Sep 2009

A Shift in Focus

Rachel Lerner is a Davidson Scholar in the Wexner Graduate Fellows/Davidson Scholars Program.  Rachel is pursuing an EdD in the Davidson Graduate School of Jewish Education at the Jewish Theological Seminary. She can be reached at rachelalerner@gmail.com.

I watched in awe as students ran community-wide Israel education programs, brought new members into their clubs, led hikes for other students at the school-wide Shabbaton and most of all, slowly began to empower each other. Faculty advisors consulted with each other about how to deal with lack of student follow-through and how to recruit other faculty members to attend events. At the end of the year, one junior club official asked if she could stay on in an advisory role. She knew that she would not have time her senior year to run the club, but wanted to support the incoming club leaders.

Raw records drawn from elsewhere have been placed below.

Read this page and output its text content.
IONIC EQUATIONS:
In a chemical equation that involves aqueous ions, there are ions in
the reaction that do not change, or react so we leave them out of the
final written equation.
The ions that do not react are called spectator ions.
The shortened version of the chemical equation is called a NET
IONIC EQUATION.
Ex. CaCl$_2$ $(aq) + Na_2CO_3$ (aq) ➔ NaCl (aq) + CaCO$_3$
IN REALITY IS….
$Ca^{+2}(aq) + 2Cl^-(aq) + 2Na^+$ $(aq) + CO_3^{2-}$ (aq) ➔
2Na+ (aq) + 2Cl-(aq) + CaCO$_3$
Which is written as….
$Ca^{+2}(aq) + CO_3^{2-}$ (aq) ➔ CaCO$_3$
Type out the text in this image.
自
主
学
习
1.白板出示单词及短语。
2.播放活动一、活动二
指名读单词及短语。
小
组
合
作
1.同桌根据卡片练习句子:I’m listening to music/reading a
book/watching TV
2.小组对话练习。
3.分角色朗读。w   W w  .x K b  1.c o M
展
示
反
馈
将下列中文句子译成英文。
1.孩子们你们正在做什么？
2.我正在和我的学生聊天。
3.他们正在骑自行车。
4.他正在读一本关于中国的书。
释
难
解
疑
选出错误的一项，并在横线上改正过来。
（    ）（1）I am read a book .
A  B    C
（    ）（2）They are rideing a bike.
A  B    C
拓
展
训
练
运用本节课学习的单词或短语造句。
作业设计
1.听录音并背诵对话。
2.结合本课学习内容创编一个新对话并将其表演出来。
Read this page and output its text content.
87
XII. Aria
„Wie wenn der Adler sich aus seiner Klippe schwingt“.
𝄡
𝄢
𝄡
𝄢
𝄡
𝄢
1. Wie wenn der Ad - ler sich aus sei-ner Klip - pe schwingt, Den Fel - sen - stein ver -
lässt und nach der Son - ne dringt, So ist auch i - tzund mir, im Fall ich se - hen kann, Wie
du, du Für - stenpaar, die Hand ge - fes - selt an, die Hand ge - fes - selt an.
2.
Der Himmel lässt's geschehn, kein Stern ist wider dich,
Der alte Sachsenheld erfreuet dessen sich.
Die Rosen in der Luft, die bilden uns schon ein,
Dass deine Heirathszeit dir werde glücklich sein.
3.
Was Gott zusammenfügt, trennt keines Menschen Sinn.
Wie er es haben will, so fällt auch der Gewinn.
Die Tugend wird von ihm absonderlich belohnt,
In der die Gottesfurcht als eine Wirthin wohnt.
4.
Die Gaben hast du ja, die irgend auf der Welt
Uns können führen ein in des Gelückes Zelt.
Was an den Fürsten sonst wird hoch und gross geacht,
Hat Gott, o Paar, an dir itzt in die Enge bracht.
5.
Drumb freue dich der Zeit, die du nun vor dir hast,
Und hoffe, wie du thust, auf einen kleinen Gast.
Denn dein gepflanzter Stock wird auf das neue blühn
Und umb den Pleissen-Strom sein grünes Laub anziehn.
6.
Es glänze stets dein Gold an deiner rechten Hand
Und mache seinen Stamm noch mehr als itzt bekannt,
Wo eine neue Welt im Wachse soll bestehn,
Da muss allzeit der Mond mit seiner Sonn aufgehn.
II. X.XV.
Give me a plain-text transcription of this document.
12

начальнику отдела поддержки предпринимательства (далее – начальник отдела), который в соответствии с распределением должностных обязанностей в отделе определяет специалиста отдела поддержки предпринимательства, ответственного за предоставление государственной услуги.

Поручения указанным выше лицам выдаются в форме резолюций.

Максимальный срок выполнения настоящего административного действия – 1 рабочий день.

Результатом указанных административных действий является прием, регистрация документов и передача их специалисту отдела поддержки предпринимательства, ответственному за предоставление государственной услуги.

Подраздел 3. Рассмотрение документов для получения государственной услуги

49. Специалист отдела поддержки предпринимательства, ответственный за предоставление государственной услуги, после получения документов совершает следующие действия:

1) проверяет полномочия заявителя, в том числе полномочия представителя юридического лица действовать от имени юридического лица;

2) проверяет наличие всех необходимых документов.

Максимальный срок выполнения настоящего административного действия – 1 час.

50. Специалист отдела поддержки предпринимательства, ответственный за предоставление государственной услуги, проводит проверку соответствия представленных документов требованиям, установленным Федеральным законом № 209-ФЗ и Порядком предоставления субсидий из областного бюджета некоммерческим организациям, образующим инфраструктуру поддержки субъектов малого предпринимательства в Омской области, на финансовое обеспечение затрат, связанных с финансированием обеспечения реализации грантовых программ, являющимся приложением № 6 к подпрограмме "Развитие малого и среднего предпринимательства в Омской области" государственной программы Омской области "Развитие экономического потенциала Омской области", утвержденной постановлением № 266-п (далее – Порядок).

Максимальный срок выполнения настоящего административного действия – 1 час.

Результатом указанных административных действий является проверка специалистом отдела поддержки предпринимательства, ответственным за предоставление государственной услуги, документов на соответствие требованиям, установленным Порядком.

How did we get such great student leaders and faculty when the year before these exact same clubs, students and faculty were far less functional? The change erupted primarily from a shift in focus. Previously students had been given top down instruction about leadership. Now, instead of talking about leadership, we (the faculty) were encouraging our students to exercise it, to combine their passions and interests with skills learned during a summer leadership seminar and enhanced during seminars throughout the year. We were empowering from the sidelines, letting the students step up and exercise leadership when the opportunity arose, and it was working. The changes were not complete, to be sure, but there was enough evidence that the students and faculty were “getting it” to be able to encourage more.